Frivolous and Vexatious Grievances by Offenders
- 106. The Panel recommends that CSC clearly establish criteria to define offender grievances that are considered frivolous and vexatious and review its Offender Redress System to ensure that procedures are introduced at the 'first level' of the grievance process to address these grievances in the context of CSC policy.
Initial Placement of Offenders Convicted of First and Second Degree Murder
- 107. The Panel recommends that consideration be given to amend the CCRA to clearly define the initial security level and duration of placement of offenders convicted of first and second degree murder and the reasons for placement.
- 108. Offenders convicted of first and second degree murder should be managed differently from offenders with short sentences.

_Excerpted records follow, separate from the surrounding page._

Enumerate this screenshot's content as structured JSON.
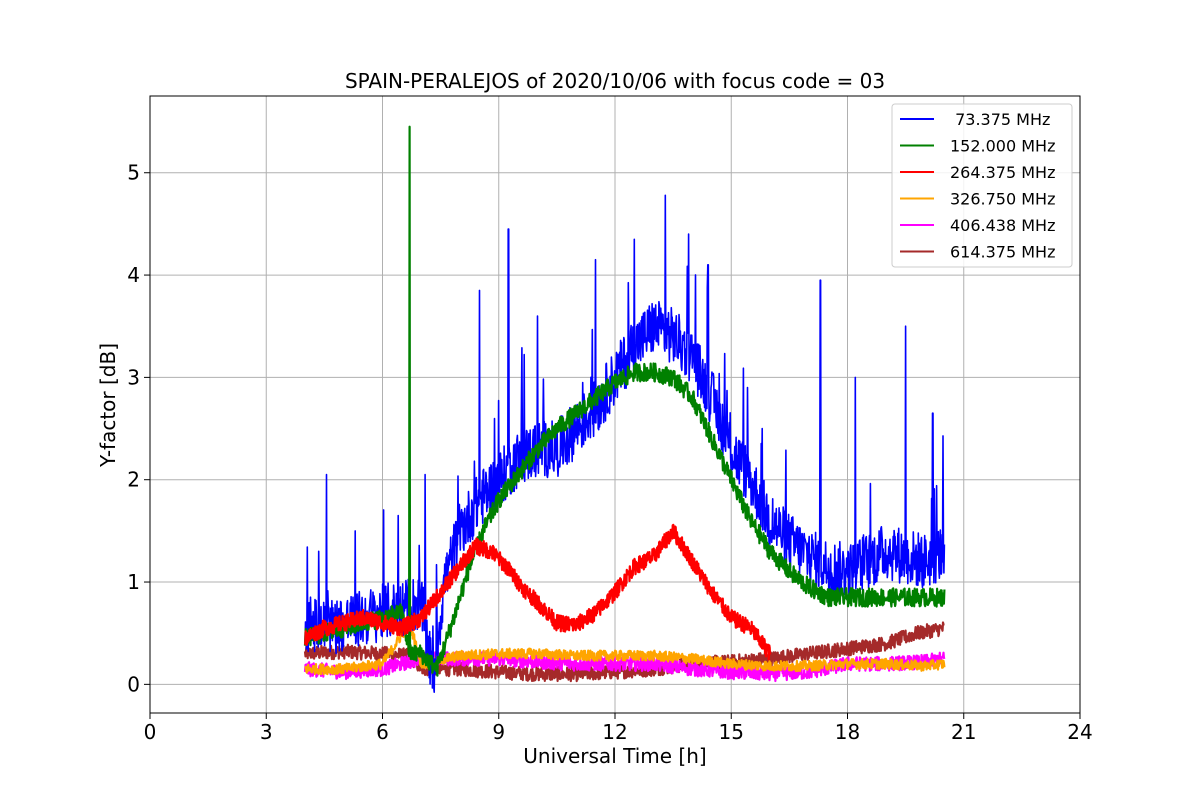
{
  "chart_data": {
    "type": "line",
    "title": "SPAIN-PERALEJOS of 2020/10/06 with focus code = 03",
    "xlabel": "Universal Time [h]",
    "ylabel": "Y-factor [dB]",
    "xlim": [
      0,
      24
    ],
    "ylim": [
      -0.28,
      5.75
    ],
    "xticks": [
      0,
      3,
      6,
      9,
      12,
      15,
      18,
      21,
      24
    ],
    "yticks": [
      0,
      1,
      2,
      3,
      4,
      5
    ],
    "grid": true,
    "legend_position": "top-right",
    "series": [
      {
        "name": " 73.375 MHz",
        "color": "#0000ff",
        "x": [
          4.0,
          4.5,
          5.0,
          5.5,
          6.0,
          6.5,
          7.0,
          7.3,
          7.6,
          8.0,
          8.5,
          9.0,
          9.5,
          10.0,
          10.5,
          11.0,
          11.5,
          12.0,
          12.5,
          13.0,
          13.5,
          14.0,
          14.5,
          15.0,
          15.5,
          16.0,
          16.5,
          17.0,
          17.5,
          18.0,
          18.5,
          19.0,
          19.5,
          20.0,
          20.5
        ],
        "y": [
          0.6,
          0.55,
          0.6,
          0.65,
          0.7,
          0.75,
          0.8,
          0.05,
          1.0,
          1.5,
          1.8,
          2.0,
          2.2,
          2.3,
          2.3,
          2.5,
          2.7,
          3.0,
          3.3,
          3.5,
          3.4,
          3.2,
          2.8,
          2.3,
          2.0,
          1.6,
          1.4,
          1.25,
          1.15,
          1.1,
          1.2,
          1.3,
          1.25,
          1.2,
          1.3
        ],
        "spikes": [
          [
            4.55,
            2.05
          ],
          [
            5.3,
            1.5
          ],
          [
            6.4,
            1.65
          ],
          [
            7.1,
            2.05
          ],
          [
            8.5,
            3.85
          ],
          [
            9.25,
            4.45
          ],
          [
            10.0,
            3.6
          ],
          [
            11.5,
            4.15
          ],
          [
            12.5,
            4.35
          ],
          [
            13.3,
            4.78
          ],
          [
            13.9,
            4.4
          ],
          [
            14.4,
            4.1
          ],
          [
            15.8,
            2.5
          ],
          [
            17.3,
            3.95
          ],
          [
            18.2,
            3.0
          ],
          [
            19.5,
            3.5
          ],
          [
            20.2,
            2.65
          ]
        ]
      },
      {
        "name": "152.000 MHz",
        "color": "#008000",
        "x": [
          4.0,
          4.5,
          5.0,
          5.5,
          6.0,
          6.5,
          6.7,
          7.0,
          7.4,
          7.8,
          8.2,
          8.6,
          9.0,
          9.5,
          10.0,
          10.5,
          11.0,
          11.5,
          12.0,
          12.5,
          13.0,
          13.5,
          14.0,
          14.5,
          15.0,
          15.5,
          16.0,
          16.5,
          17.0,
          17.5,
          18.0,
          18.5,
          19.0,
          19.5,
          20.0,
          20.5
        ],
        "y": [
          0.45,
          0.5,
          0.55,
          0.6,
          0.65,
          0.7,
          0.3,
          0.3,
          0.15,
          0.6,
          1.1,
          1.5,
          1.8,
          2.05,
          2.3,
          2.5,
          2.65,
          2.8,
          2.95,
          3.05,
          3.05,
          3.0,
          2.8,
          2.4,
          2.0,
          1.6,
          1.3,
          1.1,
          0.95,
          0.85,
          0.85,
          0.85,
          0.85,
          0.85,
          0.85,
          0.85
        ],
        "spikes": [
          [
            6.7,
            5.45
          ]
        ]
      },
      {
        "name": "264.375 MHz",
        "color": "#ff0000",
        "x": [
          4.0,
          4.5,
          5.0,
          5.5,
          6.0,
          6.5,
          7.0,
          7.5,
          8.0,
          8.4,
          8.8,
          9.2,
          9.6,
          10.0,
          10.5,
          11.0,
          11.5,
          12.0,
          12.5,
          13.0,
          13.5,
          14.0,
          14.5,
          15.0,
          15.5,
          16.0
        ],
        "y": [
          0.45,
          0.55,
          0.6,
          0.65,
          0.6,
          0.55,
          0.65,
          0.9,
          1.15,
          1.35,
          1.3,
          1.15,
          0.95,
          0.8,
          0.6,
          0.58,
          0.7,
          0.9,
          1.15,
          1.25,
          1.5,
          1.2,
          0.9,
          0.65,
          0.55,
          0.3
        ]
      },
      {
        "name": "326.750 MHz",
        "color": "#ffa500",
        "x": [
          4.0,
          5.0,
          6.0,
          6.7,
          7.0,
          8.0,
          9.0,
          10.0,
          11.0,
          12.0,
          13.0,
          14.0,
          15.0,
          16.0,
          17.0,
          18.0,
          19.0,
          20.0,
          20.5
        ],
        "y": [
          0.15,
          0.15,
          0.2,
          0.6,
          0.2,
          0.28,
          0.3,
          0.3,
          0.28,
          0.28,
          0.28,
          0.25,
          0.2,
          0.18,
          0.18,
          0.2,
          0.2,
          0.18,
          0.2
        ]
      },
      {
        "name": "406.438 MHz",
        "color": "#ff00ff",
        "x": [
          4.0,
          5.0,
          6.0,
          7.0,
          8.0,
          9.0,
          10.0,
          11.0,
          12.0,
          13.0,
          14.0,
          15.0,
          16.0,
          17.0,
          18.0,
          19.0,
          20.0,
          20.5
        ],
        "y": [
          0.15,
          0.12,
          0.15,
          0.25,
          0.25,
          0.25,
          0.22,
          0.2,
          0.2,
          0.2,
          0.15,
          0.12,
          0.1,
          0.12,
          0.2,
          0.2,
          0.22,
          0.25
        ]
      },
      {
        "name": "614.375 MHz",
        "color": "#a52a2a",
        "x": [
          4.0,
          5.0,
          6.0,
          6.7,
          7.0,
          8.0,
          9.0,
          10.0,
          11.0,
          12.0,
          13.0,
          14.0,
          15.0,
          16.0,
          17.0,
          18.0,
          19.0,
          19.8,
          20.5
        ],
        "y": [
          0.3,
          0.32,
          0.3,
          0.28,
          0.15,
          0.15,
          0.12,
          0.1,
          0.1,
          0.12,
          0.15,
          0.2,
          0.22,
          0.25,
          0.3,
          0.35,
          0.4,
          0.5,
          0.55
        ]
      }
    ]
  }
}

In light of the impacts of the amendment, CSC should use the results of intake assessment and the offender's correctional plan to manage the offender's sentence in a comprehensive manner until subsequent decision points related to the reassessment of the progress the offender has made in following the correctional plan.
Collection of DNA Samples
- 109. The Panel recommends that, as part of its contribution to ongoing and effective criminal investigations, that CSC be supportive of any action that considers taking DNA samples from federal offenders in CSC penitentiaries, especially from sexual and dangerous offenders.